Sir,

Isolated oculomotor nerve palsies are a common presentation of ischaemic microangiopathy and intracranial aneurysms but represent an unusual presenting sign in spontaneous bilateral subacute subdural haematoma. These more commonly present with headache, fluctuating level of consciousness, and hemiparesis.

We report a case of subacute bilateral subdural haematoma presenting with a complete oculomotor nerve palsy, unilateral reduction in vision, and visual hallucinations in the absence of disturbed consciousness or other neurological findings.

Case report

A 73-year-old man presented to eye casualty with a 3-day history of headache and decreased vision in his left eye and a 2-day history of left ptosis. He also described formed visual hallucinations present upon closing his eyes. There was no history of trauma. He had a prior history of left sided nonarteritic anterior ischaemic optic neuropathy with vision having stabilised at 6/7.5 in this eye at his last clinic appointment 3 months previously. He also had a history of ischaemic heart disease, atrial fibrillation and hypertension and was taking warfarin.

On examination his Glasgow Coma Scale was 15/15, his visual acuity was 6/9 in his right eye and 6/60 in his left when his lid was lifted. He had a complete left ptosis with an unreactive dilated pupil and restricted ocular movements in keeping with a complete left third cranial nerve palsy. The left optic disc was pale (as previously noted with the old anterior ischaemic optic neuropathy) and the right optic disc was normal. Cranial nerve and peripheral nervous system examination were otherwise normal. A CT angiogram was performed in order to exclude a compressive lesion such as an intracranial aneurysm and demonstrated bilateral subacute subdural haematoma with fresh haemorrhage (Figure 1). He was admitted to hospital and his INR was 3.82. His INR was reduced with vitamin K. Bilateral frontal and parietal burr holes were performed with evacuation of haematoma under pressure. At 48 h after surgery the third cranial nerve palsy signs and visual hallucinations had resolved and the visual acuity in the left eye had returned to its previous level.

Figure 1
figure 1

CT brain showing bilateral subacute subdural haematoma.

Comment

This case displays a number of unusual features.
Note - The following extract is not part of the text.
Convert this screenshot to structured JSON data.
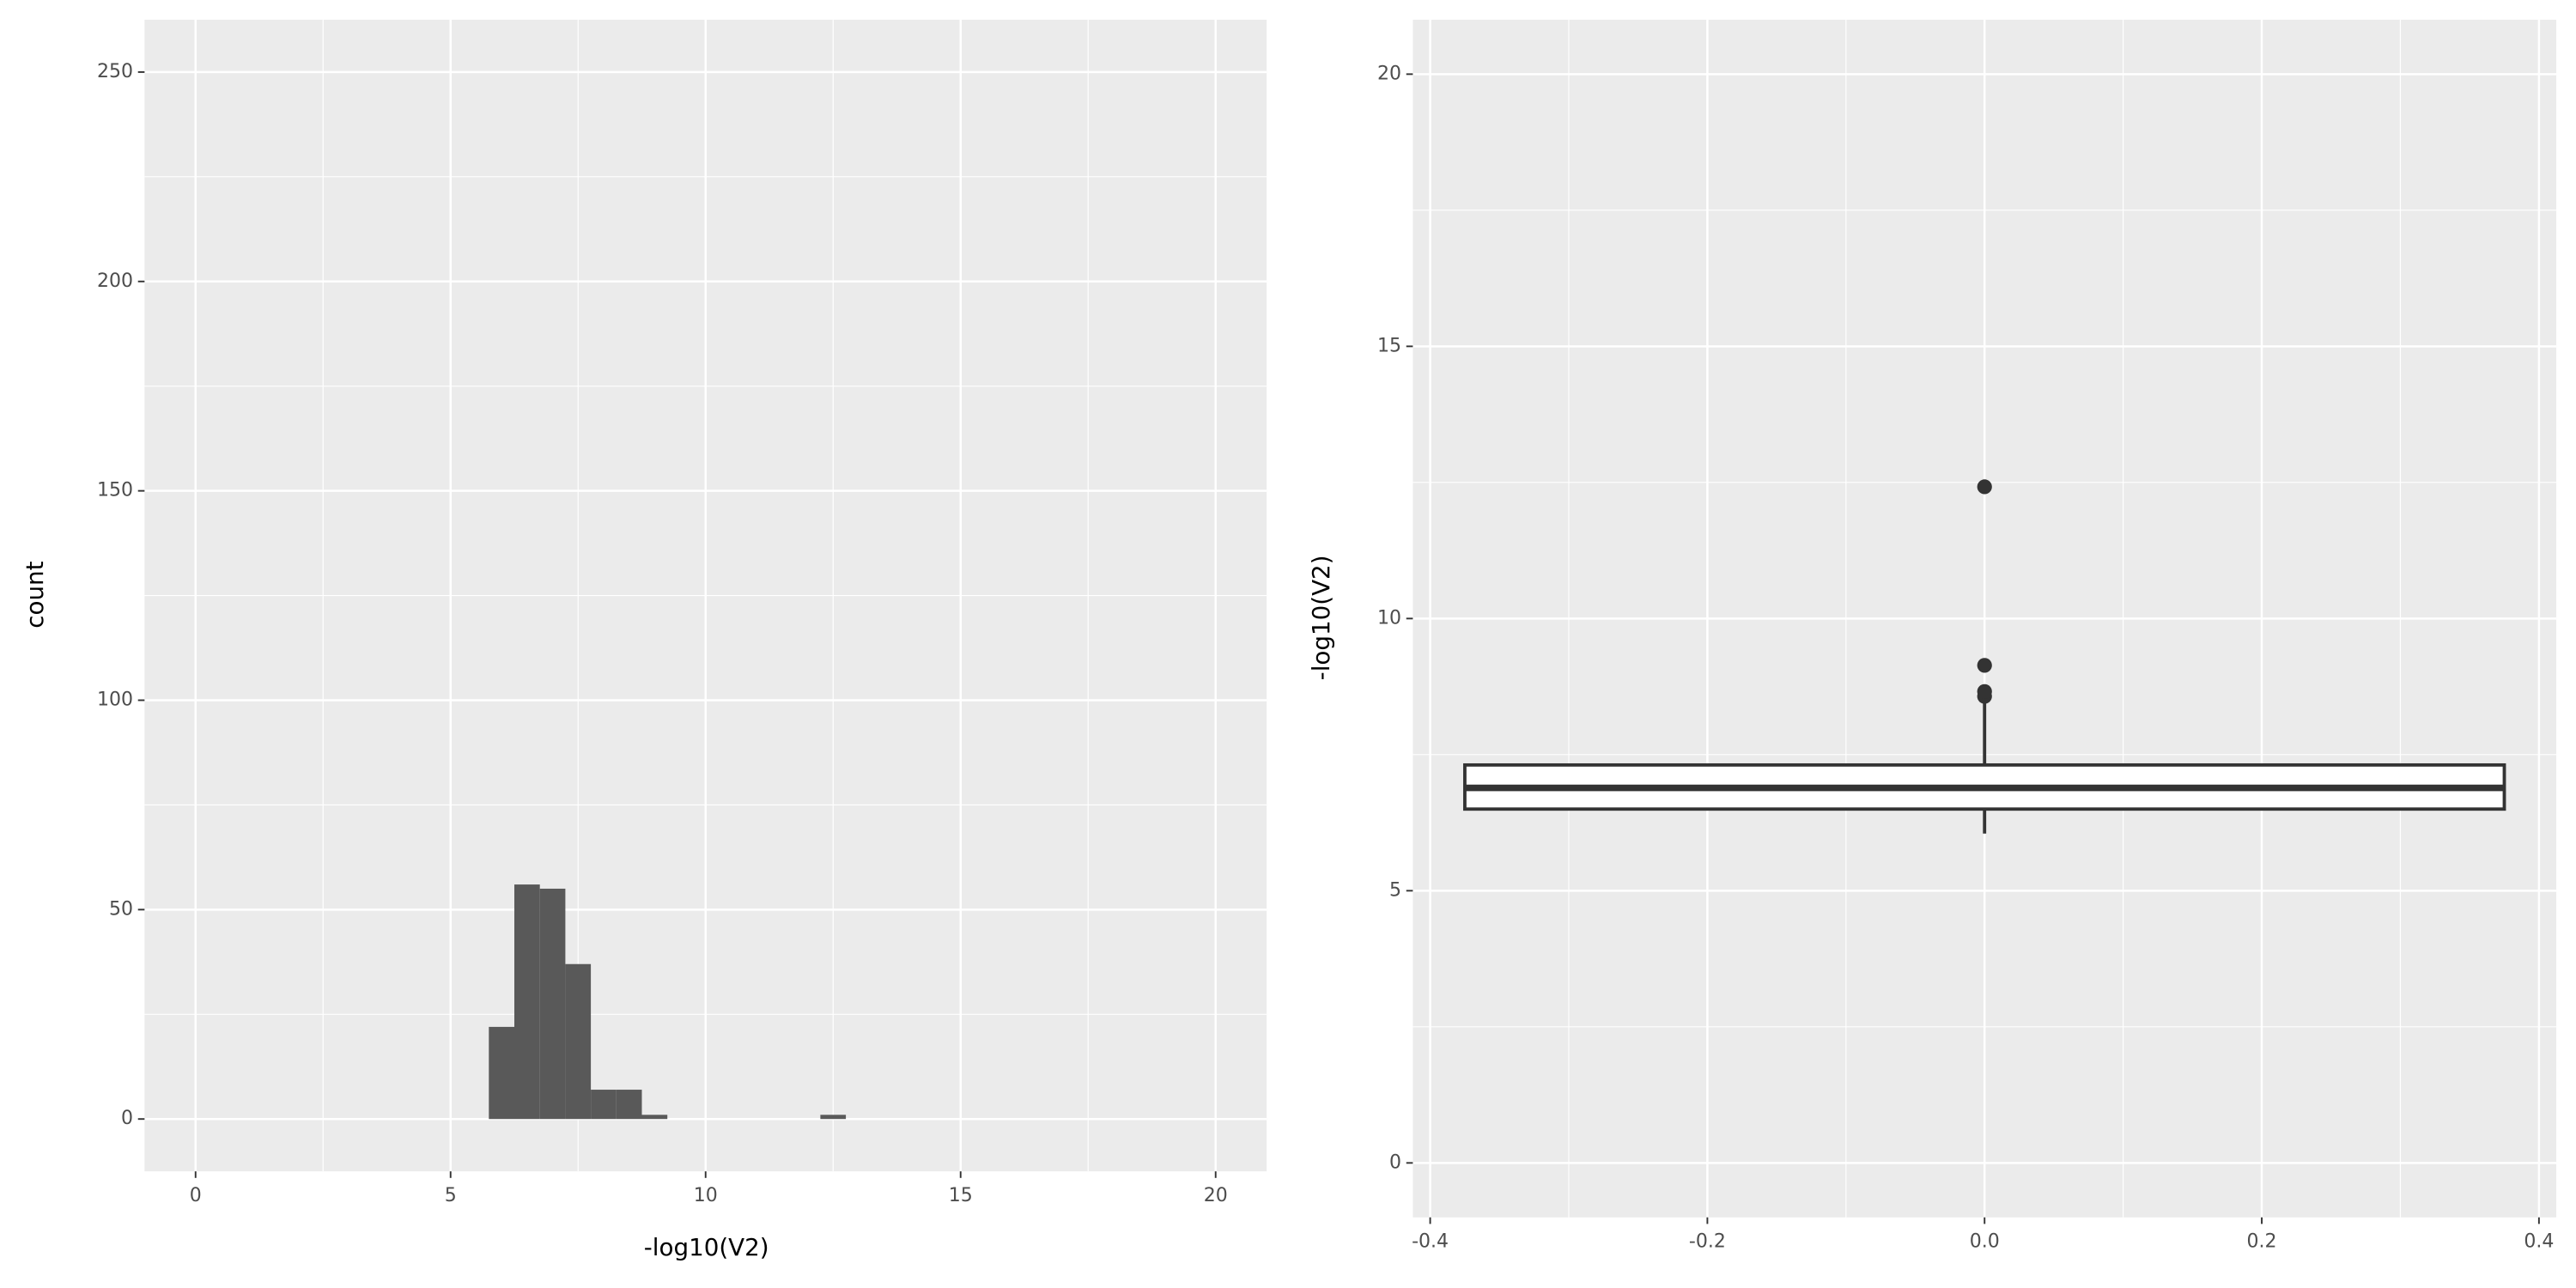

In particular, it represents an unusual presentation of subdural haematoma. Isolated third cranial nerve palsies are classically associated with ischaemic microangiopathy, particularly in the presence of diabetes, and with compressive lesions caused by intracranial aneurysms. They are a rare presenting sign in bilateral subdural haematoma. A review of 114 cases of bilateral subdural haematoma identified no cases in which the presentation involved an oculomotor nerve palsy.1 Two cases have been published describing oculomotor nerve palsies in association with bilateral subdural haematoma. One describes a case similar to that reported here in which CT investigation of a patient presenting with an isolated oculomotor nerve palsy revealed bilateral chronic subdural haematoma, which also resolved following surgical evacuation.2 The other describes a case of oculomotor nerve palsy and hemiparesis complicating the surgical drainage of subdural haematoma.3

Subdural haematoma rarely affects the anterior visual pathways, more commonly affecting the posterior pathways in the form of homonymous hemianopia. However, this case involved in addition to the oculomotor nerve palsy, an ipsilateral reduction in visual acuity, which subsequently resolved upon drainage of the haematoma. Both signs may have arisen by the same mechanism. This patients CT brain revealed bilateral subdural haematoma causing downward displacement of the cerebral hemispheres with herniation of the uncal portion of the temporal lobe. This in turn is likely to have led to compression and paresis of the oculomotor nerve. The downward displacement may have led to traction of the optic nerve, which in this case, with a history of ischaemic optic neuropathy, is known to be vascularly compromised, resulting in reversible reduction in visual acuity. Following evacuation of the haematoma, with release of the traction on the optic nerve, normal visual acuity was restored. Hollander and Stewart4 describe a similar case in which sudden painless visual loss occurred in the presence of subdural haematoma with partial resolution following drainage. They similarly speculate that midline shift caused by subdural haematoma led to optic nerve traction and vascular compromise that was not detectable on imaging.

The patient in this case also described formed visual hallucinations occurring upon closing his eyes. Manford and Andermann5 describe three mechanisms by which complex visual hallucinations may occur: epileptic hallucinations due to direct irritation of cortical centres; visual pathway lesions resulting in defective visual processing with abnormal cortical release phenomena (Charles–Bonnet hallucinations) and disturbance of ascending cholinergic and serotonergic pathways in brainstem lesions. In this case the visual hallucinations described were most likely caused by direct stimulation of cortical centres by the presence of the subdural haematoma. Charles–Bonnet hallucinations are less likely, given the relatively short duration of this patients' visual loss and the fact that these hallucinations were present only upon closing his eyes.

In summary, this case represents an unusual presentation of bilateral subacute subdural haematoma with oculomotor palsy, visual loss, and hallucinations.